The advertisements all begin with a 10-second clip of Darlene Miller, the winner of the Chamber's Small Business of the Year in 2008, explaining that uncertainty over taxes and health care is preventing her from hiring more workers. Then they shift to nearly identical attacks on their intended Democratic targets, criticizing higher taxes, cuts to Medicare, health care reform and high energy costs.

The Chamber ad blitz heralds the beginning of the coming crush of third-party advertising directed at House races. Super PACs, unions, trade associations and non-profits already have spent $39 million since June on general election campaign efforts, ahead of their pace in the previous election. Over the next 30 days, these groups will spend between double and triple that amount just in House races.

This is where the big money flooding the 2012 election due to the Supreme Court's Citizens United decision will make its biggest splash.
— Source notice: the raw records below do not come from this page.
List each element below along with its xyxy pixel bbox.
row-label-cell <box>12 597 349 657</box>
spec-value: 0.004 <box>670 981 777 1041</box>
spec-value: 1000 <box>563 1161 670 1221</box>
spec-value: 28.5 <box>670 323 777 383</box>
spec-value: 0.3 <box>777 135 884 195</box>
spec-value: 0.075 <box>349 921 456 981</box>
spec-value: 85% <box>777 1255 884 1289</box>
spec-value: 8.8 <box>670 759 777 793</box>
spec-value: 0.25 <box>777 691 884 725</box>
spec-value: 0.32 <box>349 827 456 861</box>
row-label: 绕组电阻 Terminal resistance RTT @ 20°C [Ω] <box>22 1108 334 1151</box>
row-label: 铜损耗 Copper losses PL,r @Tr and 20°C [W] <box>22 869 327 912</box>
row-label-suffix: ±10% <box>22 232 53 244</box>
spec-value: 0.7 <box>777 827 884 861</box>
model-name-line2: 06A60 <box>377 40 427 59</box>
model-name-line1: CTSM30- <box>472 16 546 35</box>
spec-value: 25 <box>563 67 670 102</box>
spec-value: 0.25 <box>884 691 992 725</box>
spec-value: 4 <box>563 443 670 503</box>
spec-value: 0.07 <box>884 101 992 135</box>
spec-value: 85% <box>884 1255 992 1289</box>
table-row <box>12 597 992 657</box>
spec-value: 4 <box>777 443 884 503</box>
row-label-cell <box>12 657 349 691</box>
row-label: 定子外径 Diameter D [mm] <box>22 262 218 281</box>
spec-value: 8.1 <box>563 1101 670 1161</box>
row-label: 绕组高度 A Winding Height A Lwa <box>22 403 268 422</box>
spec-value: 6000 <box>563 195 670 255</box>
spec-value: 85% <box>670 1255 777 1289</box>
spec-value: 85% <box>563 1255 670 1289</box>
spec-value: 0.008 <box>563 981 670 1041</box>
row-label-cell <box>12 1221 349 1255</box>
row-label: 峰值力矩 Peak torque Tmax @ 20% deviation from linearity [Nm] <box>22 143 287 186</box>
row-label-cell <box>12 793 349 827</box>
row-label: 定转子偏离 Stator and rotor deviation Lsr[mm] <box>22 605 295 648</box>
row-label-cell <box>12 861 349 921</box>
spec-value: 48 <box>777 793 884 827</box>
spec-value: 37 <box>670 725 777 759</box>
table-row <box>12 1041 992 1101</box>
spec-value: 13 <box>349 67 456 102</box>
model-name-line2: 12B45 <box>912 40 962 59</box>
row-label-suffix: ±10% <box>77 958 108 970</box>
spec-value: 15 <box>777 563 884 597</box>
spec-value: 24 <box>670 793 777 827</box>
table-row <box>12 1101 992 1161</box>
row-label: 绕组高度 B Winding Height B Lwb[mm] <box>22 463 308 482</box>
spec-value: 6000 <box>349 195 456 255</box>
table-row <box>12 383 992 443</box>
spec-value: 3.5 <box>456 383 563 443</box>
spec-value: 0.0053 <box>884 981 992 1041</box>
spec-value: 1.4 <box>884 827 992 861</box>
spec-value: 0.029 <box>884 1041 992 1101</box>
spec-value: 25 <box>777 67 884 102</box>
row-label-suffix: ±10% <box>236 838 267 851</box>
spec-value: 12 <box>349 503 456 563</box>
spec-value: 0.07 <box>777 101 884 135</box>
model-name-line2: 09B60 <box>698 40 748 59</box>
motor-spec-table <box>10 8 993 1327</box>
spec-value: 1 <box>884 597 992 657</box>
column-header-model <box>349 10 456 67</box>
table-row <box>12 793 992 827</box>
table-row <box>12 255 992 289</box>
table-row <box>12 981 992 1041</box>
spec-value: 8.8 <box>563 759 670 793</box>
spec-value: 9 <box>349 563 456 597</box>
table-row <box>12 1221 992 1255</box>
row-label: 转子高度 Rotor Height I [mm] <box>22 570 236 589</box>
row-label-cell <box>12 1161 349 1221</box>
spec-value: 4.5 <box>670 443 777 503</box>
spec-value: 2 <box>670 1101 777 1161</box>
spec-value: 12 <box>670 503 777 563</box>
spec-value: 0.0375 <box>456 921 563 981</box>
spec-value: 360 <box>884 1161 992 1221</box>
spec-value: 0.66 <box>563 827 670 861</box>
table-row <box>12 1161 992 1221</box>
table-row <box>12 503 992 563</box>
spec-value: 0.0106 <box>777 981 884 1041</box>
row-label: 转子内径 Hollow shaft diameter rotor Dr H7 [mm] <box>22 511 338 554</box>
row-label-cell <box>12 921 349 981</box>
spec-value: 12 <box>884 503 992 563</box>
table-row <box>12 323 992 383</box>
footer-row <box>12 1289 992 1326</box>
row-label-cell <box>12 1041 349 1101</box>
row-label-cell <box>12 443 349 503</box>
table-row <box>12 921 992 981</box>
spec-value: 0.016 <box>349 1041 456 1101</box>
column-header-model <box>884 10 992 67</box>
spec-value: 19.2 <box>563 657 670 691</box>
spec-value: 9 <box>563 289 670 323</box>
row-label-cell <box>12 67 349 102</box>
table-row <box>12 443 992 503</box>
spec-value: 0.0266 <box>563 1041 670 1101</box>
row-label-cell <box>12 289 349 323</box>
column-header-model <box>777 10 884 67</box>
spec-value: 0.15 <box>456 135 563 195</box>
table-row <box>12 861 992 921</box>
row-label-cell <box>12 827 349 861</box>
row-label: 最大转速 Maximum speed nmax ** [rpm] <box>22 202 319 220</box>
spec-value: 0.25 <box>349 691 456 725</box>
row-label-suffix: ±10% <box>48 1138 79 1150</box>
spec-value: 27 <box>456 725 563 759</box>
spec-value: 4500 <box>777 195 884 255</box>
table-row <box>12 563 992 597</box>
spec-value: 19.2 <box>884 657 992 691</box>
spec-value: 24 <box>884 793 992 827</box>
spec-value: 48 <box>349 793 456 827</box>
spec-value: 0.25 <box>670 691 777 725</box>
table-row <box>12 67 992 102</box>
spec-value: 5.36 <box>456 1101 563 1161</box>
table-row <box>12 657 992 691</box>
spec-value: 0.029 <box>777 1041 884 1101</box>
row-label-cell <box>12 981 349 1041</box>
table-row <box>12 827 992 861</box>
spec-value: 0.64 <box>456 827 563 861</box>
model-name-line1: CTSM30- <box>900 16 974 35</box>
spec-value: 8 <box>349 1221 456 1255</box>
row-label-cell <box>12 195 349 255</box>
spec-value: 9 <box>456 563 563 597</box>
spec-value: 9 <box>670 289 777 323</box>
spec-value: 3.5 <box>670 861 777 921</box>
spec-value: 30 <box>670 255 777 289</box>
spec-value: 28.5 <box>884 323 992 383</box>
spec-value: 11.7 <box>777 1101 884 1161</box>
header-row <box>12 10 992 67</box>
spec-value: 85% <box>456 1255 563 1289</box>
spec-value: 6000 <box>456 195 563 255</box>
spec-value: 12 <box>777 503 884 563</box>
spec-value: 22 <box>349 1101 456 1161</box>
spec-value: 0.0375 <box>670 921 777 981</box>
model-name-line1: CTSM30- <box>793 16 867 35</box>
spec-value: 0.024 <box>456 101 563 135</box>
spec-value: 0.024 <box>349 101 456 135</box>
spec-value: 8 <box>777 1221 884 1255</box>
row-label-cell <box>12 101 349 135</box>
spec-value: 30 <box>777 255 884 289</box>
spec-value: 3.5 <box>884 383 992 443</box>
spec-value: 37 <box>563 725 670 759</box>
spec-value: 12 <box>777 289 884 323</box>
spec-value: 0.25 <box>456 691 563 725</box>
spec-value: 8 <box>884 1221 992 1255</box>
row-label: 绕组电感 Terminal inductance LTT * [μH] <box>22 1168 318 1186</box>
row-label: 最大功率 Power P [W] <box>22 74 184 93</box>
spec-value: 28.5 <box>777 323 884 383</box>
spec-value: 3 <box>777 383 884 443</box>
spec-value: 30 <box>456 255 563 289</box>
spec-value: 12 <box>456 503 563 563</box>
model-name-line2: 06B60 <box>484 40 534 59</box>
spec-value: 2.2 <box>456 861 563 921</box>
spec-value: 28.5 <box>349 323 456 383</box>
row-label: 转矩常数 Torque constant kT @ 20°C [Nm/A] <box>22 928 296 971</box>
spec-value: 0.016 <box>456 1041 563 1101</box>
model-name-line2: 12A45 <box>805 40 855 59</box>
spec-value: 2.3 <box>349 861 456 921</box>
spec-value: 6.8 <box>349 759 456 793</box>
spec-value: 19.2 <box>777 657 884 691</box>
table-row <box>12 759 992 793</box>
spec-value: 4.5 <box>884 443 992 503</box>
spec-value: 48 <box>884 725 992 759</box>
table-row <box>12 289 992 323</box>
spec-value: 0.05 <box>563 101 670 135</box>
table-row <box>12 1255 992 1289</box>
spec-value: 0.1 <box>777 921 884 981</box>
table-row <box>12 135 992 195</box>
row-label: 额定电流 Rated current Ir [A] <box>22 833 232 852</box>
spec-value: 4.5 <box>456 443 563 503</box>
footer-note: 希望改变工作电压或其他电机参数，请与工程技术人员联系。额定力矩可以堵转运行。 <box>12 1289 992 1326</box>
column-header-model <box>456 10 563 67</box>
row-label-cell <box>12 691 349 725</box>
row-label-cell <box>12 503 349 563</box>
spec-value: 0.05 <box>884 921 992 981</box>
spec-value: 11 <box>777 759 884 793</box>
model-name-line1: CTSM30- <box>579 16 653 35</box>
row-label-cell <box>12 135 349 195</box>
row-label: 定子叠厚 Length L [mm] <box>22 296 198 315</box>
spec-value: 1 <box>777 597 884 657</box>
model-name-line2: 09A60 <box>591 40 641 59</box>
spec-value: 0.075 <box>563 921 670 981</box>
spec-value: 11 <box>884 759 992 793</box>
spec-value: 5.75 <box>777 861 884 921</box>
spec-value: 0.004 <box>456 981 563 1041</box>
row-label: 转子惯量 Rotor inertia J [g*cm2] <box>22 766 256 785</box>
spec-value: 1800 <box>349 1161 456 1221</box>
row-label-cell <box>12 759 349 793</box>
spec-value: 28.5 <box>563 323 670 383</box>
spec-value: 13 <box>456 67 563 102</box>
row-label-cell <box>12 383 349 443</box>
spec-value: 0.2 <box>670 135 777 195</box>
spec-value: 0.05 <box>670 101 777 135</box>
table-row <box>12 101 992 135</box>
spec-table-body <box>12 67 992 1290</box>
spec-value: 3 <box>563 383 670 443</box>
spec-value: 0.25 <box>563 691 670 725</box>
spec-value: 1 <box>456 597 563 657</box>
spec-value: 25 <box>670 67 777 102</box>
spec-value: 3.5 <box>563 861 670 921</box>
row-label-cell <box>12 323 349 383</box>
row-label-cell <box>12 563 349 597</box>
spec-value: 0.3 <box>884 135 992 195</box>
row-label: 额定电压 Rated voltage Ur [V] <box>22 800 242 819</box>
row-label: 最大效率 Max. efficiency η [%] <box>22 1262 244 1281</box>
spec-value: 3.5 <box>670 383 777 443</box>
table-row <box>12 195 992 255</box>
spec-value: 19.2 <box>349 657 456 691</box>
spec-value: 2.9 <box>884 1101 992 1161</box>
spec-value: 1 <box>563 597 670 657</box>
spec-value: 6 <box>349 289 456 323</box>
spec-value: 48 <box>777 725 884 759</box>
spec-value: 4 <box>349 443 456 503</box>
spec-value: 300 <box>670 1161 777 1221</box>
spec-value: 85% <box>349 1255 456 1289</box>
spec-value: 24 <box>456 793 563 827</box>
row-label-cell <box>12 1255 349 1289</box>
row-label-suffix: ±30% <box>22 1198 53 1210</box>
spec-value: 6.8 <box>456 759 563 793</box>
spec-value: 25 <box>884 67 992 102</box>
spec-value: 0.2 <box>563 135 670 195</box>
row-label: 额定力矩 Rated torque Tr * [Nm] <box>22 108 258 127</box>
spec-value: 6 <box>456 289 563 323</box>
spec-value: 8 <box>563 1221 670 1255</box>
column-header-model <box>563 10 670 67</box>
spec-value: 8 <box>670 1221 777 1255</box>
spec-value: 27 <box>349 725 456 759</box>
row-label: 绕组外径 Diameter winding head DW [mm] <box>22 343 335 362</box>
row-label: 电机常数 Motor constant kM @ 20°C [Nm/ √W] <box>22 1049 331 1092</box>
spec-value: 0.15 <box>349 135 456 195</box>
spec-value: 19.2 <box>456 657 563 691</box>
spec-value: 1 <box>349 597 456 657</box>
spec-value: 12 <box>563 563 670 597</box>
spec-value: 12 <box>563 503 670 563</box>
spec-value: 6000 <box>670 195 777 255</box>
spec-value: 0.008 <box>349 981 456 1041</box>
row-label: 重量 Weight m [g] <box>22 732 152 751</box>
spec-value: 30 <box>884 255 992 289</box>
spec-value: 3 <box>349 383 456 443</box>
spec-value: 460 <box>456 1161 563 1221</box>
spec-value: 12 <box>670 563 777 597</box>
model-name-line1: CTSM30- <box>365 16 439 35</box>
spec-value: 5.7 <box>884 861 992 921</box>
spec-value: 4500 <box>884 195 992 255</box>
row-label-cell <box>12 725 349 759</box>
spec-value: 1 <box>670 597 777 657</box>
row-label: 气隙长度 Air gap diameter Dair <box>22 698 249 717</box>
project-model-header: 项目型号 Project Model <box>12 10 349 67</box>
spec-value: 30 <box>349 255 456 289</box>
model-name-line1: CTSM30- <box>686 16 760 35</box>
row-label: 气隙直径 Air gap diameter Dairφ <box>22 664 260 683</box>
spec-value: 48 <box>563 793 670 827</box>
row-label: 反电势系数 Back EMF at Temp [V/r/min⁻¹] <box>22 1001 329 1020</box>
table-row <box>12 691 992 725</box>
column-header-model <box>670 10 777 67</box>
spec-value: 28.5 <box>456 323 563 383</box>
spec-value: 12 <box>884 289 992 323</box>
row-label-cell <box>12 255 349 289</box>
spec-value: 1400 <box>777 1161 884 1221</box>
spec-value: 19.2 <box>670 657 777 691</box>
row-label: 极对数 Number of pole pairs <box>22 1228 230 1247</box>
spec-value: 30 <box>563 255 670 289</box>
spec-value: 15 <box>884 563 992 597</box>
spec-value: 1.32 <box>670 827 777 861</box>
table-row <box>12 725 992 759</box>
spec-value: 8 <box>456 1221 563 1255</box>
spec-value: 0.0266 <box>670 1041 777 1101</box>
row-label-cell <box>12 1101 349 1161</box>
As commentators lament the seeming lack of impact big money has had on the presidential race, down-ballot races where candidates rarely see $10 million in contributions will be the ones feeling the full impact of the new campaign finance world.

"The scale of House races, and even Senate races, compared to the presidency is much smaller," said UC-Irvine election law professor Rick Hasen. "So, dropping six- or seven- figure spending into a race can really shake it up."

In 2010, a lot of races were shaken up by outside spending. Dr. Ami Bera, a Democratic candidate in a California House race, was hit with a late October $682,000 ad buy from the Karl Rove-founded super PAC American Crossroads. The Crossroads ad-buy amounted to nearly a quarter of all the money Bera had raised for his campaign. Bera's campaign, then gaining in the polls, went into reverse and he lost.

"[I]t's like playing a chess game," Bera explained in a segment about super PACs on the radio show This American Life. "You lay out your strategy and you're making your moves and so forth. You've taken your opponent's queen, and all of a sudden he reaches into his pocket and pulls out another queen and drops it on the table."